Registration Open for 2023 Annual Conference

The Public Sector HealthCare Roundtable 2023 Annual Conference Moves to Washington, DC

The conference features a new location, a revised format, and a great agenda!

Wednesday, Nov. 1 to Friday, Nov. 3, 2023

 

The Roundtable’s highly-regarded annual conference provides members and guests a unique opportunity to hear presentations by high level government officials and key experts – from Congress and the Administration, academics, benefit consultants, plan administrators, advocates and industry leaders in an intimate dialogue-oriented setting.

After years of successful conferences in Old Town Alexandria, we have outgrown our space at the Alexandrian Hotel. This year we will hold our conference at the historic Mayflower Hotel in Washington, DC. The new location will undoubtedly improve the overall experience for all of our attendees.

In recent years, many of our attendees have urged us to schedule more free time in the conference agenda for networking. Since we understand the importance of this networking time, we have revised this year’s agenda to incorporate longer breaks and more time before evening receptions.

This year, the conference will begin at Noon on Wednesday, November 1st and will conclude at Noon on Friday, November 3rd. By adding time on Wednesday, we have been able to add critical content, lengthen our breaks, and add free time prior to any evening activities.

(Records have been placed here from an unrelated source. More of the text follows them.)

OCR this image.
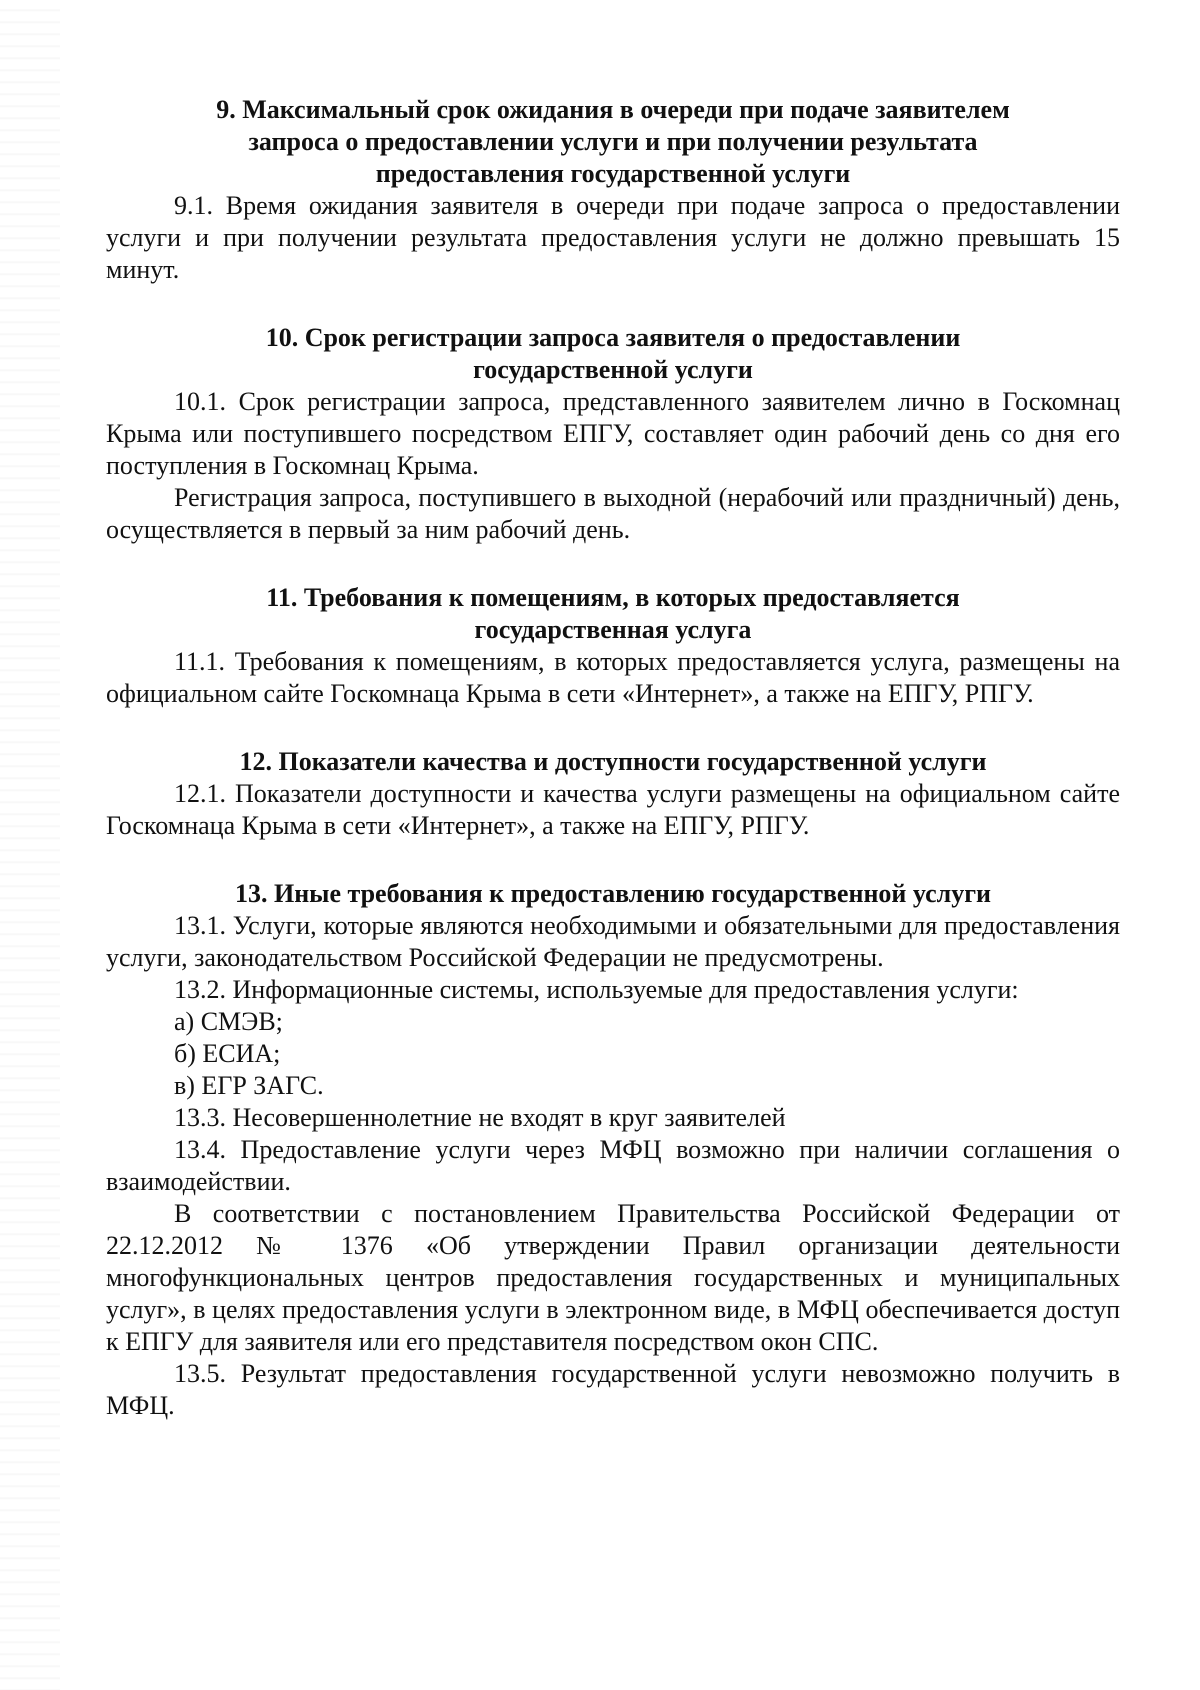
9. Максимальный срок ожидания в очереди при подаче заявителем

запроса о предоставлении услуги и при получении результата

предоставления государственной услуги

9.1. Время ожидания заявителя в очереди при подаче запроса о предоставлении услуги и при получении результата предоставления услуги не должно превышать 15 минут.

10. Срок регистрации запроса заявителя о предоставлении

государственной услуги

10.1. Срок регистрации запроса, представленного заявителем лично в Госкомнац Крыма или поступившего посредством ЕПГУ, составляет один рабочий день со дня его поступления в Госкомнац Крыма.

Регистрация запроса, поступившего в выходной (нерабочий или праздничный) день, осуществляется в первый за ним рабочий день.

11. Требования к помещениям, в которых предоставляется

государственная услуга

11.1. Требования к помещениям, в которых предоставляется услуга, размещены на официальном сайте Госкомнаца Крыма в сети «Интернет», а также на ЕПГУ, РПГУ.

12. Показатели качества и доступности государственной услуги

12.1. Показатели доступности и качества услуги размещены на официальном сайте Госкомнаца Крыма в сети «Интернет», а также на ЕПГУ, РПГУ.

13. Иные требования к предоставлению государственной услуги

13.1. Услуги, которые являются необходимыми и обязательными для предоставления услуги, законодательством Российской Федерации не предусмотрены.

13.2. Информационные системы, используемые для предоставления услуги:

а) СМЭВ;

б) ЕСИА;

в) ЕГР ЗАГС.

13.3. Несовершеннолетние не входят в круг заявителей

13.4. Предоставление услуги через МФЦ возможно при наличии соглашения о взаимодействии.

В соответствии с постановлением Правительства Российской Федерации от 22.12.2012 № 1376 «Об утверждении Правил организации деятельности многофункциональных центров предоставления государственных и муниципальных услуг», в целях предоставления услуги в электронном виде, в МФЦ обеспечивается доступ к ЕПГУ для заявителя или его представителя посредством окон СПС.

13.5. Результат предоставления государственной услуги невозможно получить в МФЦ.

Although we certainly believe the best way to experience our conference is in-person, this year’s conference will once again feature a virtual option. Any health plan that registers at least one individual to join us in Washington, will be eligible to register online attendees.

Visit the Roundtable’s website for a preliminary Agenda, a Registration Form, and the Mayflower Hotel registration link.

We will be updating the agenda and announcing specific speakers over the course of the next couple of months.